Proteo escenifica en su propia carne un drama. A un lado de su corazón está su infinita posibilidad como clarividente, y del otro lado, un destino de criatura hecha a imagen de todo lo que se corrompe y traba en redes del tiempo. Quienes necesitan sus visiones deben asirlo primero, detenerlo, fijar la esencia unívoca que desborda veloces y completas transformaciones, o sea, tienen —tenemos— más de dos dramas. La poesía de Roberto Manzano (Ciego de Ávila, 1949) sobresale, en el panorama de finales del siglo XX y principios del XXI, por darle volumen formal y conceptualmente al conflicto entre identidad y cambio. Dilema poético con la anchura del mar regurgitado incesantemente por Caribdis, donde se ha visto naufragar a poetas de finas dotes, tanto como perder sus valijas a críticos y jueces avaros. ¿En qué punto entre un adentro y un afuera se concentra la efectividad de la trascendencia, el poder de representación cabal del poeta a despecho de alternancias y compensaciones de la naturaleza? ¿Su éxito depende acaso de la fijeza, la delimitación de un absoluto como forma o manera última y representativa del Ser? ¿O acaso en un continuo de fatigada dinastía, resistencia infinita de la sustancia que permuta mientras se adapta, se estructura mientras se abre?

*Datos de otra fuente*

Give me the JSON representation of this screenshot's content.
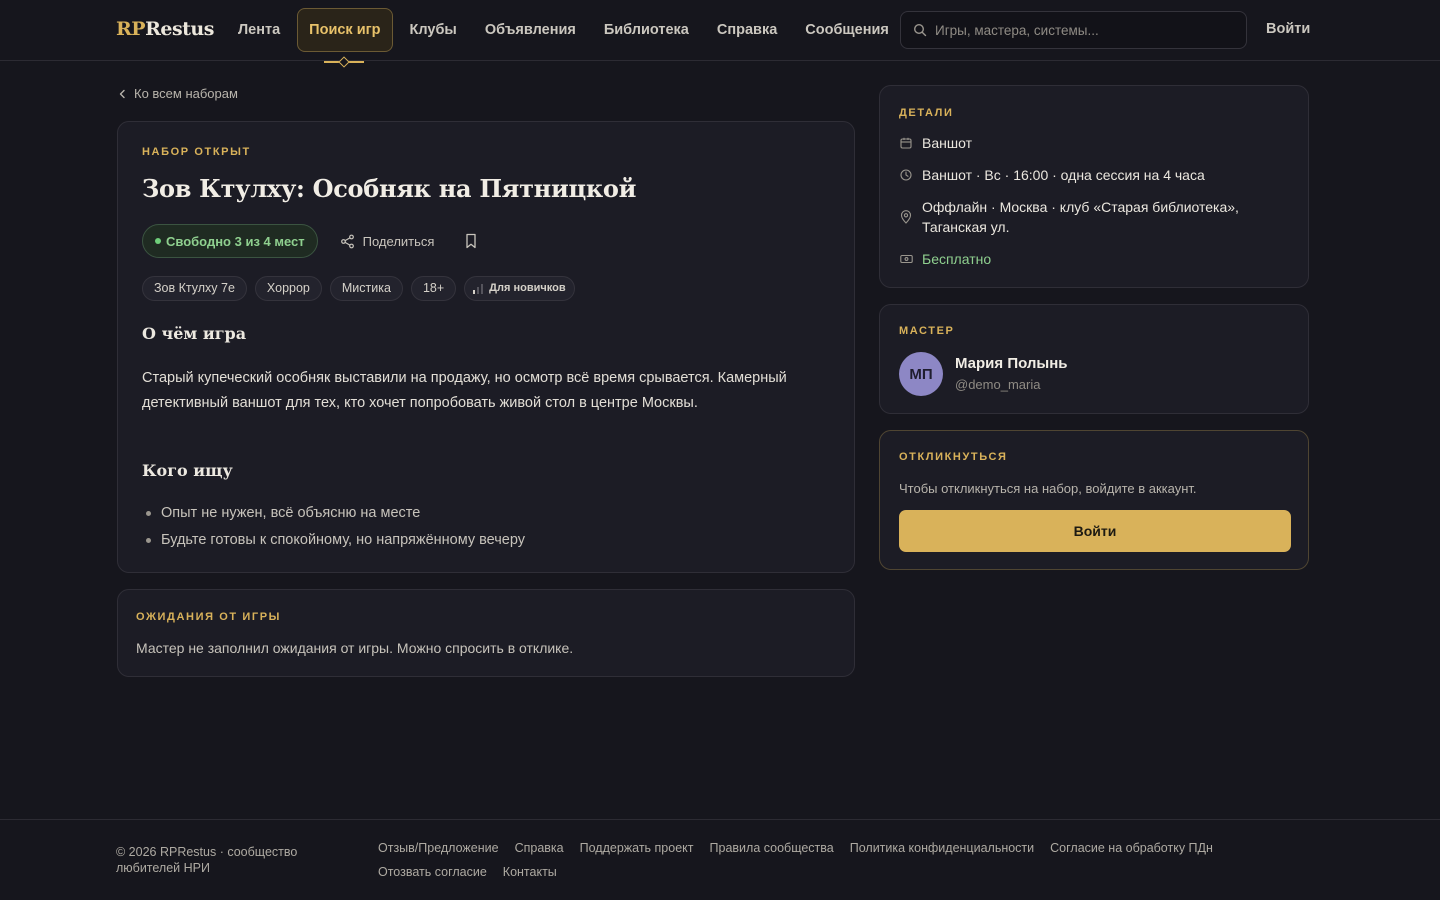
{
  "header": {
    "logo_rp": "RP",
    "logo_rest": "Restus",
    "nav": [
      "Лента",
      "Поиск игр",
      "Клубы",
      "Объявления",
      "Библиотека",
      "Справка",
      "Сообщения"
    ],
    "active_nav": "Поиск игр",
    "search_placeholder": "Игры, мастера, системы...",
    "login": "Войти"
  },
  "back_link": "Ко всем наборам",
  "game": {
    "status": "НАБОР ОТКРЫТ",
    "title": "Зов Ктулху: Особняк на Пятницкой",
    "free_slots": "Свободно 3 из 4 мест",
    "share": "Поделиться",
    "tags": [
      "Зов Ктулху 7е",
      "Хоррор",
      "Мистика",
      "18+"
    ],
    "level_tag": "Для новичков",
    "about_heading": "О чём игра",
    "about_text": "Старый купеческий особняк выставили на продажу, но осмотр всё время срывается. Камерный детективный ваншот для тех, кто хочет попробовать живой стол в центре Москвы.",
    "seeking_heading": "Кого ищу",
    "seeking": [
      "Опыт не нужен, всё объясню на месте",
      "Будьте готовы к спокойному, но напряжённому вечеру"
    ]
  },
  "expectations": {
    "heading": "ОЖИДАНИЯ ОТ ИГРЫ",
    "text": "Мастер не заполнил ожидания от игры. Можно спросить в отклике."
  },
  "details": {
    "heading": "ДЕТАЛИ",
    "format": "Ваншот",
    "schedule": "Ваншот · Вс · 16:00 · одна сессия на 4 часа",
    "location": "Оффлайн · Москва · клуб «Старая библиотека», Таганская ул.",
    "price": "Бесплатно"
  },
  "master": {
    "heading": "МАСТЕР",
    "initials": "МП",
    "name": "Мария Полынь",
    "handle": "@demo_maria"
  },
  "respond": {
    "heading": "ОТКЛИКНУТЬСЯ",
    "text": "Чтобы откликнуться на набор, войдите в аккаунт.",
    "button": "Войти"
  },
  "footer": {
    "copyright": "© 2026 RPRestus · сообщество любителей НРИ",
    "links": [
      "Отзыв/Предложение",
      "Справка",
      "Поддержать проект",
      "Правила сообщества",
      "Политика конфиденциальности",
      "Согласие на обработку ПДн",
      "Отозвать согласие",
      "Контакты"
    ]
  },
  "colors": {
    "accent": "#d9b25a",
    "background": "#16161d",
    "card": "#1c1c25",
    "success": "#8fd08f"
  }
}
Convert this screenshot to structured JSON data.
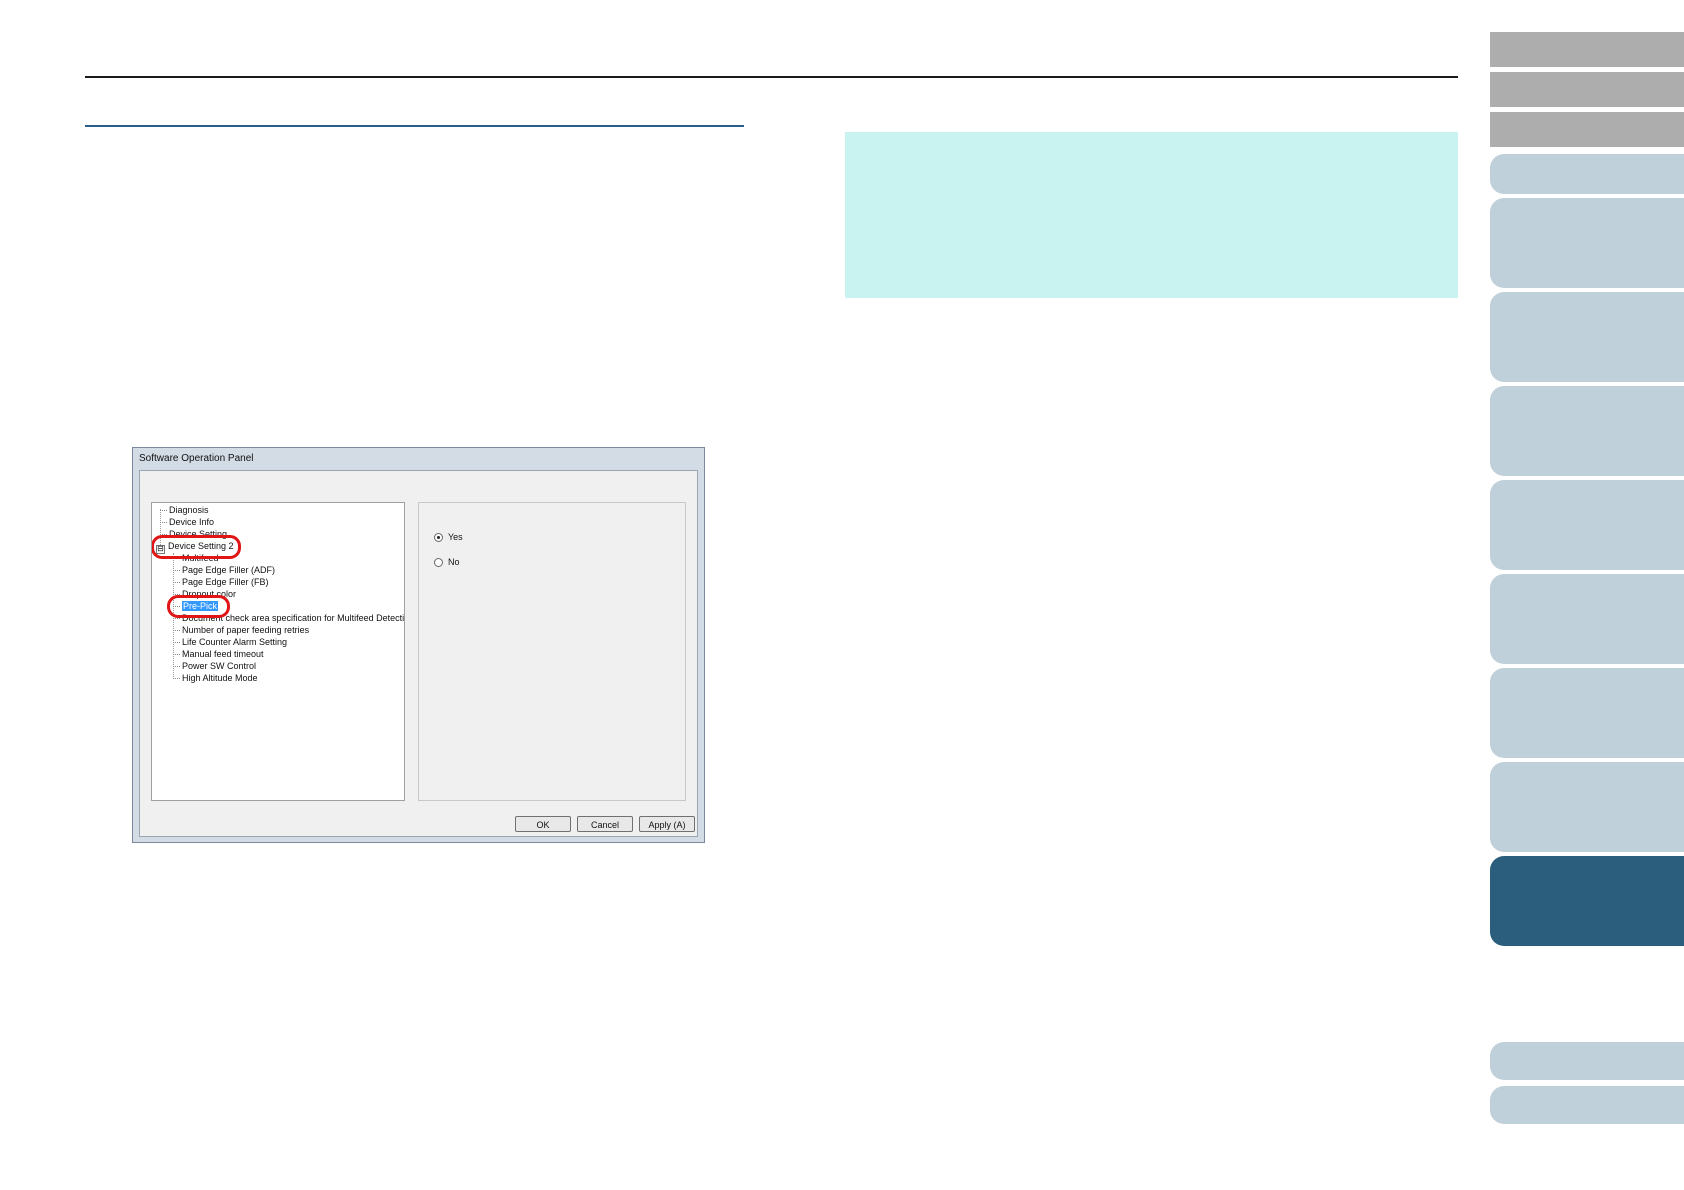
{
  "dialog": {
    "title": "Software Operation Panel",
    "tree": [
      {
        "label": "Diagnosis"
      },
      {
        "label": "Device Info"
      },
      {
        "label": "Device Setting"
      },
      {
        "label": "Device Setting 2"
      },
      {
        "label": "Multifeed"
      },
      {
        "label": "Page Edge Filler (ADF)"
      },
      {
        "label": "Page Edge Filler (FB)"
      },
      {
        "label": "Dropout color"
      },
      {
        "label": "Pre-Pick"
      },
      {
        "label": "Document check area specification for Multifeed Detection"
      },
      {
        "label": "Number of paper feeding retries"
      },
      {
        "label": "Life Counter Alarm Setting"
      },
      {
        "label": "Manual feed timeout"
      },
      {
        "label": "Power SW Control"
      },
      {
        "label": "High Altitude Mode"
      }
    ],
    "expander_symbol": "⊟",
    "options": {
      "yes": "Yes",
      "no": "No",
      "selected": "Yes"
    },
    "buttons": {
      "ok": "OK",
      "cancel": "Cancel",
      "apply": "Apply (A)"
    }
  },
  "colors": {
    "hint_box": "#c8f3f1",
    "tab_dark": "#2b5e7c",
    "tab_light": "#c0d0da",
    "tab_gray": "#adadad",
    "highlight": "#e01515"
  }
}
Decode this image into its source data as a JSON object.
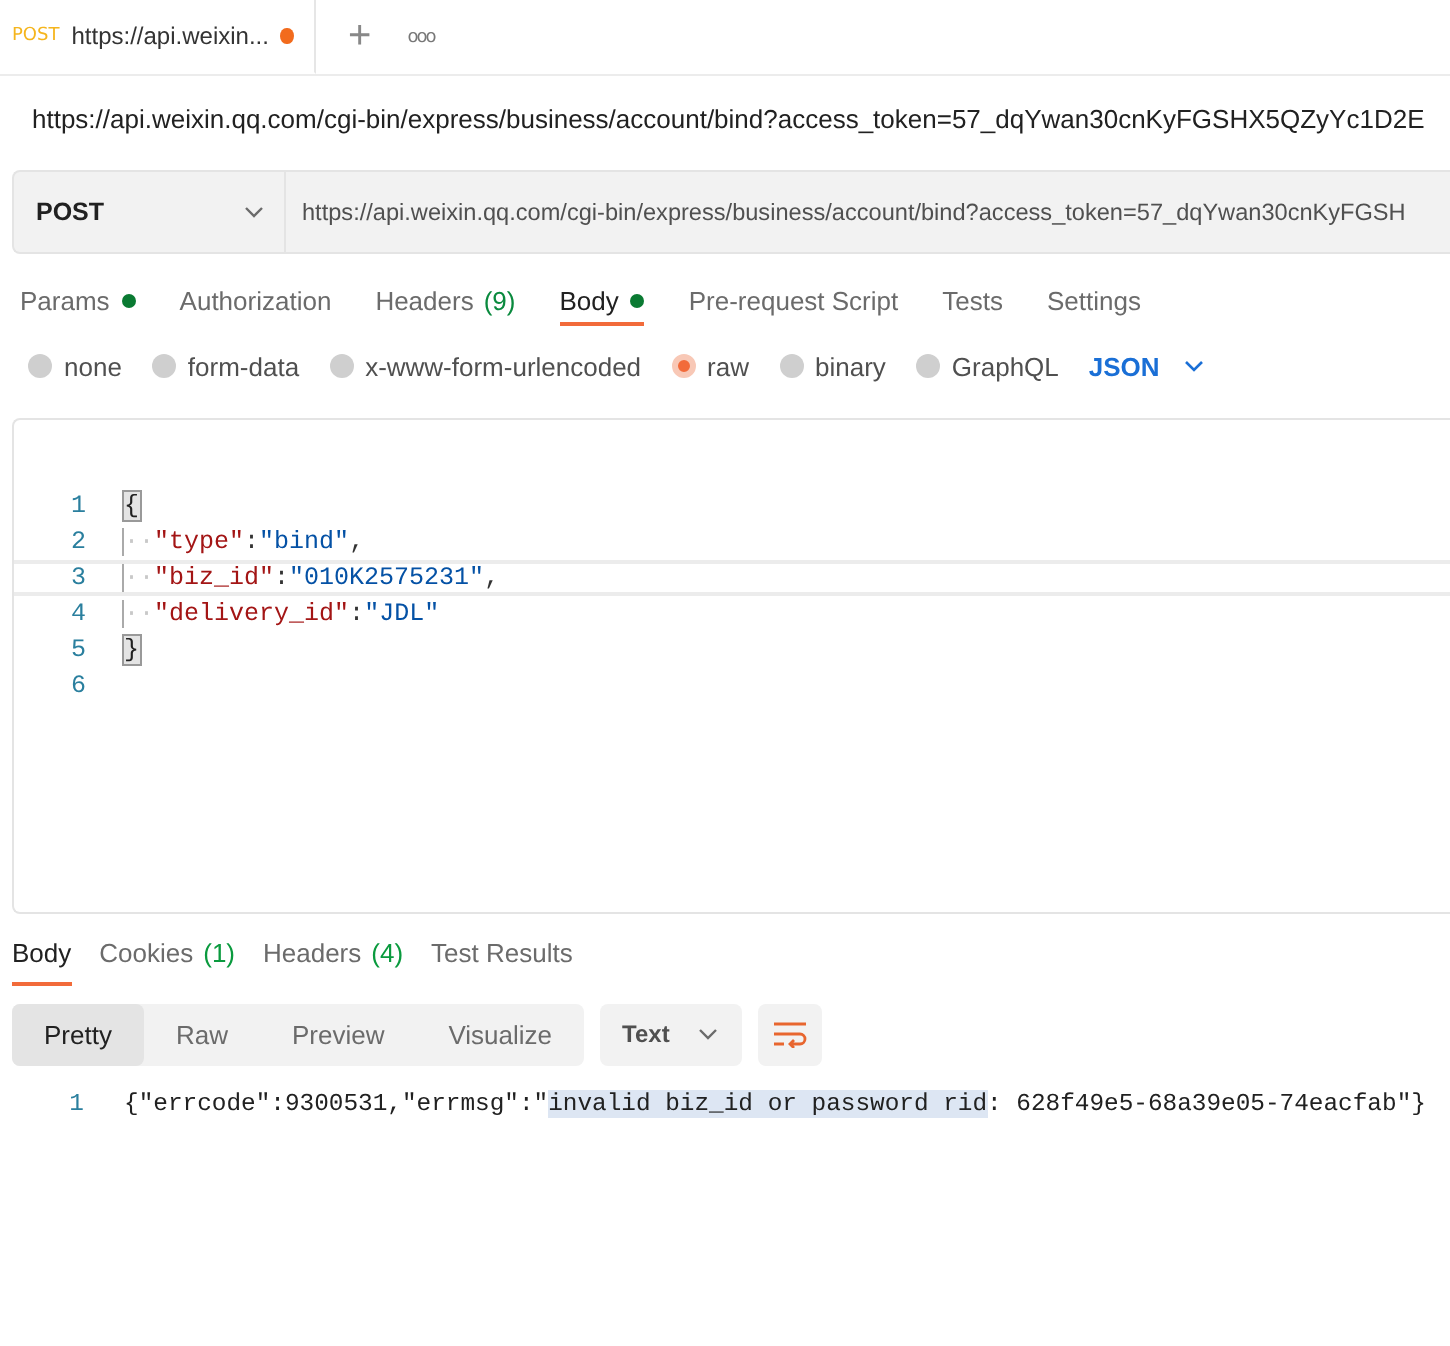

Lezama, aquel obeso “dorado por el Nilo”, moroso y numeroso como león del Prado de La Habana —insumisa carne de cañones de avancarga refundidos para darle sitio a los residuos del coloniaje en el ornamento de la República—, hizo visible este miedo: “El cambio —dijo— es la muerte”. Borges lo etiquetaba entre antropología y malformación congénita del lenguaje cuando seguía el rastro de aquella imagen de la circunferencia con centro en todas partes, retrocediendo desde Pascal hasta Campanella, en pos de los orígenes, para concluir por hacernos sentir indefensos ante una metáfora posiblemente alienígena que durante siglos estuviese intentando hospedarse en humano mundo. Pero donde Borges mejor patentizaría este ascetismo sería en su propia obra en verso, al prescindir de otros fervores y concentrarse en el eficiente malabar con algunos pocos símbolos: biblioteca, espejo, laberinto. Asimismo, la postmodernidad, sitio de encuentros y desencuentros para el culto a la marca, al estilo, en detrimento del valor de la producción de objetos originales, nos ha puesto a veces en trincheras que hubiéramos querido conocer mejor antes de despertar con la obligación de defenderlas. ¿Nuestras técnicas y experimentaciones pueden ser tan grandes y objetivas que prescindan de la duda y la experiencia personal? ¿La noción de la experiencia es un punto de contacto tan privilegiado que nos exime de responsabilidad ante las traiciones o desviaciones del mundo, nos aparta del renuente azar o las secretas leyes?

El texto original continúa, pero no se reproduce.